As the tech boom of the past five years comes to a mellowed plateau the biggest questions on investors hands is how do we monetize this swelling user base. Certain giants, such as twitter have seen shaky stock prices as they tried to find a way to monetize their base.
Many in the e-commerce space think that a great deal of these sites such as Pinterest will earn the majority of their money in driving consumers to the checkout. Statistics show Pinterest is already king in this regard. This has spurned the advent of social commerce in the past few years, which is the conflation of social media and e-commerce.
Social Commerce offers very unique opportunities for brands.
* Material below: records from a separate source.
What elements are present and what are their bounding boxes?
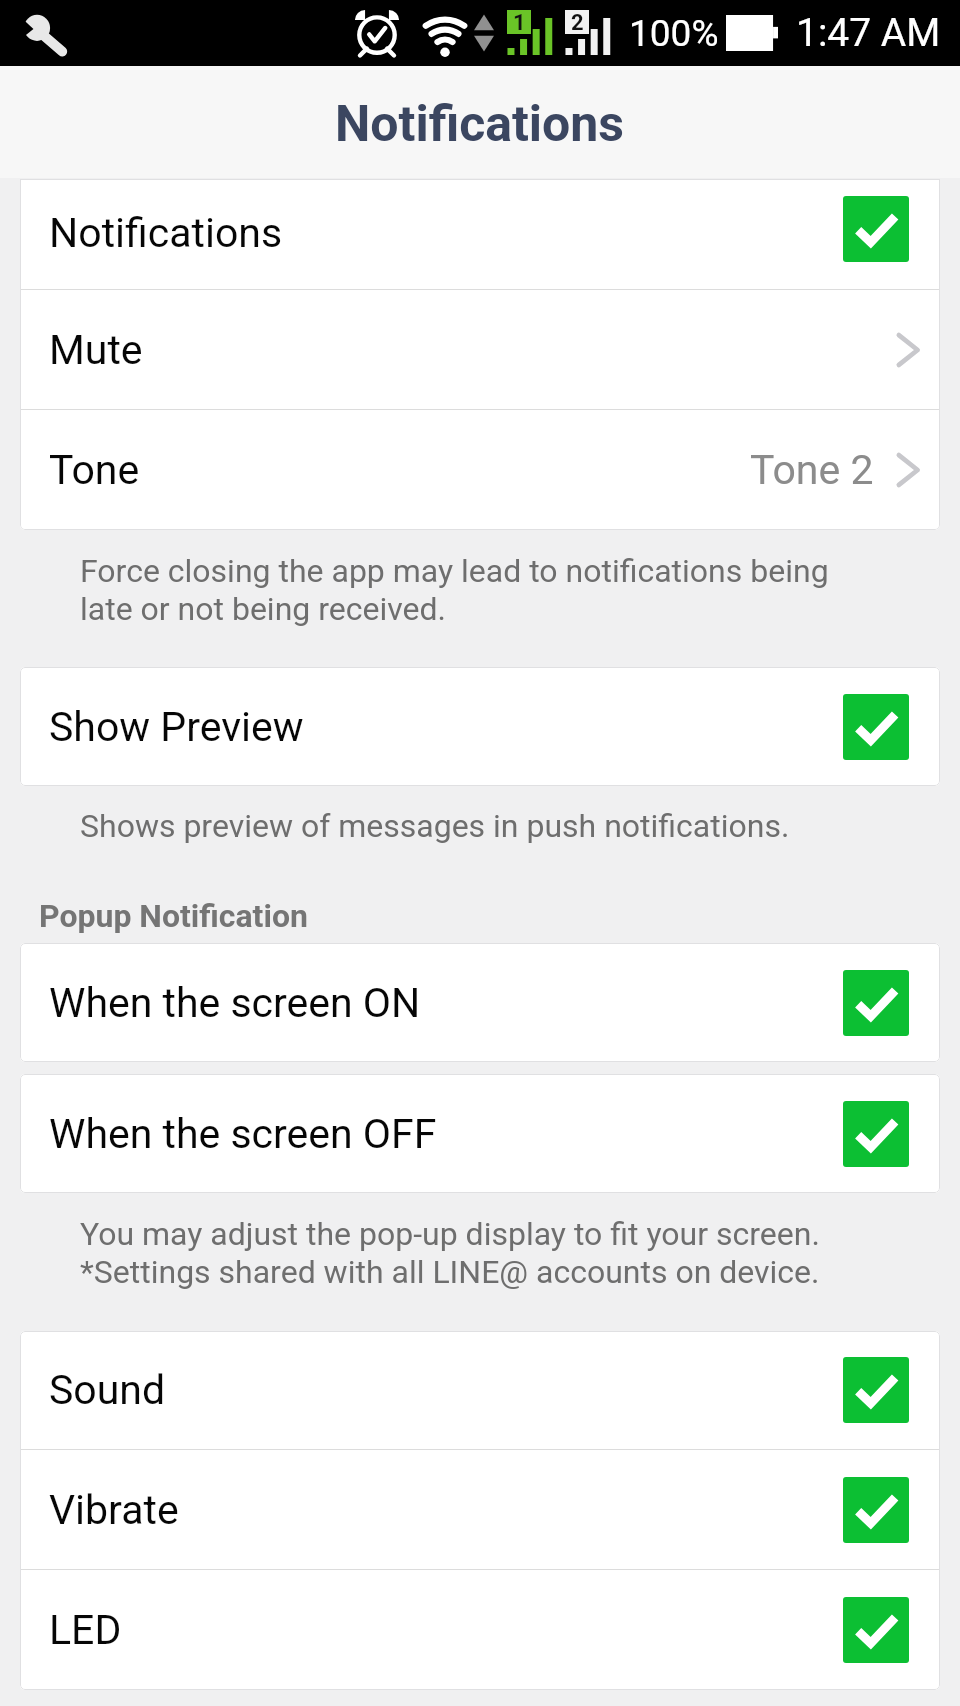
staticText: When the screen OFF — [49, 1110, 437, 1158]
button[interactable]: LED — [20, 1570, 940, 1690]
staticText: 1:47 AM — [796, 10, 941, 56]
staticText: Tone 2 — [750, 446, 874, 494]
staticText: Popup Notification — [39, 897, 308, 935]
staticText: Sound — [49, 1366, 166, 1414]
button[interactable]: When the screen ON, on — [843, 970, 909, 1036]
other: Open — [896, 453, 920, 487]
staticText: When the screen ON — [49, 979, 421, 1027]
button[interactable]: Notifications, on — [843, 196, 909, 262]
button[interactable]: When the screen OFF, on — [843, 1101, 909, 1167]
staticText: 2 — [571, 10, 584, 34]
staticText: Notifications — [49, 209, 283, 257]
staticText: Show Preview — [49, 703, 304, 751]
button[interactable]: When the screen ON — [20, 943, 940, 1062]
button[interactable]: Vibrate, on — [843, 1477, 909, 1543]
staticText: Shows preview of messages in push notifi… — [80, 807, 790, 845]
staticText: You may adjust the pop-up display to fit… — [80, 1215, 820, 1291]
button[interactable]: Show Preview, on — [843, 694, 909, 760]
button[interactable]: Vibrate — [20, 1450, 940, 1569]
button[interactable]: Sound — [20, 1331, 940, 1449]
staticText: Mute — [49, 326, 143, 374]
button[interactable]: Mute — [20, 290, 940, 409]
staticText: Notifications — [335, 95, 625, 154]
button[interactable]: When the screen OFF — [20, 1074, 940, 1193]
button[interactable]: Tone — [20, 410, 940, 530]
button[interactable]: Show Preview — [20, 667, 940, 786]
other: Open — [896, 333, 920, 367]
staticText: 1 — [513, 10, 526, 34]
staticText: Vibrate — [49, 1486, 179, 1534]
staticText: Tone — [49, 446, 140, 494]
staticText: Force closing the app may lead to notifi… — [80, 552, 829, 628]
button[interactable]: LED, on — [843, 1597, 909, 1663]
button[interactable]: Notifications — [20, 179, 940, 289]
staticText: 100% — [629, 12, 719, 55]
button[interactable]: Sound, on — [843, 1357, 909, 1423]
staticText: LED — [49, 1606, 122, 1654]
Simply speaking, banner ads are on the out. In fact, the browser add-on adblock is used by over a million people worldwide. When activated, it hides all banner ads for users. This has sparked a large moral debate on the internet since many receive content for free due to advertising.
Nevertheless, advertising online as we know it is completely shifting. Advertisers are now shifting towards more integrated content and affiliate marketing has had a massive boost in the last year or so.
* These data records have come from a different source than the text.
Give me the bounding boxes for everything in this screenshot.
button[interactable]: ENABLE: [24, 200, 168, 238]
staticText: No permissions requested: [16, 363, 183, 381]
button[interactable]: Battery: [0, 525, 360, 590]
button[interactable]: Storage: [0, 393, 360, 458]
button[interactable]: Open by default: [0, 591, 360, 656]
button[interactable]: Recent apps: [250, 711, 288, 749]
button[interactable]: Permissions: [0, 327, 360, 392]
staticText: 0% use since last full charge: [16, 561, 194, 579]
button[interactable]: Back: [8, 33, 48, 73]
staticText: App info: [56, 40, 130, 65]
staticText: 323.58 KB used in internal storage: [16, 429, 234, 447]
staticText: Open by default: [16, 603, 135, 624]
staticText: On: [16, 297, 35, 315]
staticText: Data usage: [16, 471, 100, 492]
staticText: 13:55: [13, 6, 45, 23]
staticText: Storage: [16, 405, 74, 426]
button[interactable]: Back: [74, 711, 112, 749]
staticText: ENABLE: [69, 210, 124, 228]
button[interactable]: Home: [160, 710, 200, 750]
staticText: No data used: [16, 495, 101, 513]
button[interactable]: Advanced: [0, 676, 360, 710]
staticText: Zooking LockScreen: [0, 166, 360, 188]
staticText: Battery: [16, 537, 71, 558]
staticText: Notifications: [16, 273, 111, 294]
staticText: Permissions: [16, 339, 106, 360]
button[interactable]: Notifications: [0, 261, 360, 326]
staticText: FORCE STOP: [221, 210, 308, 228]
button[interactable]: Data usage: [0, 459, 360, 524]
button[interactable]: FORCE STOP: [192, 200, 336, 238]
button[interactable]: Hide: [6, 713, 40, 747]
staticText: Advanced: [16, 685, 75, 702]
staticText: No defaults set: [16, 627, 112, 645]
The reason affiliate marketing is so effective in that it works off a trusted influence. We all make close to 10 brand mentions a day. Think of how you found out about your hairdresser, dog walker or favourite restaurant. These valuable recommendations drive the buyer to the checkout with more confidence. Brands are looking to capitalize on it in multiple ways. Websites such as Framestr allow users to share products with friends and earn a cash commission if a sale is made. Once a user has a commission they can either withdraw it or transfer it to a friend. Other sites such as Amazon employ this sort of tactic to drive sales among multiple social circles.
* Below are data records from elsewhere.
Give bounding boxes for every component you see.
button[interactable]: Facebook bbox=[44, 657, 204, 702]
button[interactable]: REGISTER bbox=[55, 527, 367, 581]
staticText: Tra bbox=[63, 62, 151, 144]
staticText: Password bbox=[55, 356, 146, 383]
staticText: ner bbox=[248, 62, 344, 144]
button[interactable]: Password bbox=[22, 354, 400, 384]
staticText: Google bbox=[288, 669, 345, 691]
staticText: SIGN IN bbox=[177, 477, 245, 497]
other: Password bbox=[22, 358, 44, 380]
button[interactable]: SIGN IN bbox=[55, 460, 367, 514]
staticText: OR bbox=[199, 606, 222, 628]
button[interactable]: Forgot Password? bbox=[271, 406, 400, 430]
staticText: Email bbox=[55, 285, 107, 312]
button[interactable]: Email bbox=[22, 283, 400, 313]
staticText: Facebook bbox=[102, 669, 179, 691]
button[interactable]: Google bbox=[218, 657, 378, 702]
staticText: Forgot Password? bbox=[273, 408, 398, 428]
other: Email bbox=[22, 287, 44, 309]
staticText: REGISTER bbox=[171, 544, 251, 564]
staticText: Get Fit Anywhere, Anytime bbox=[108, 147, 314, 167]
There is also a large focus from brands on what they dub “influencers”. This was normally limited to celebrities but nowadays a shoe blogger can have just the same amount of impact. While they may not have the same amount of fans as say a Paris Hilton, they might have a highly engaged base which follows their advice on trends. Many integrate affiliate commission systems into posts like Framestr allows so that they can open up an additional stream for themselves. Nowadays, the revenue off display ads doesn’t tend to be enough for a blogger to sustain themselves financially.
The other great thing about social commerce is that it is highly targeted for a specialized niche. I might be able to interact on Pinterest with other users who enjoy Dog fashion products. That small niche may have multiple advertising options for advertisers in this arena. They are paying a high premium for these very targeted eyeballs.
It will be interested to see the manner in which brands shift to adapt to social commerce over the next little while. It’s a difficult landscape which is yet to be fully explored.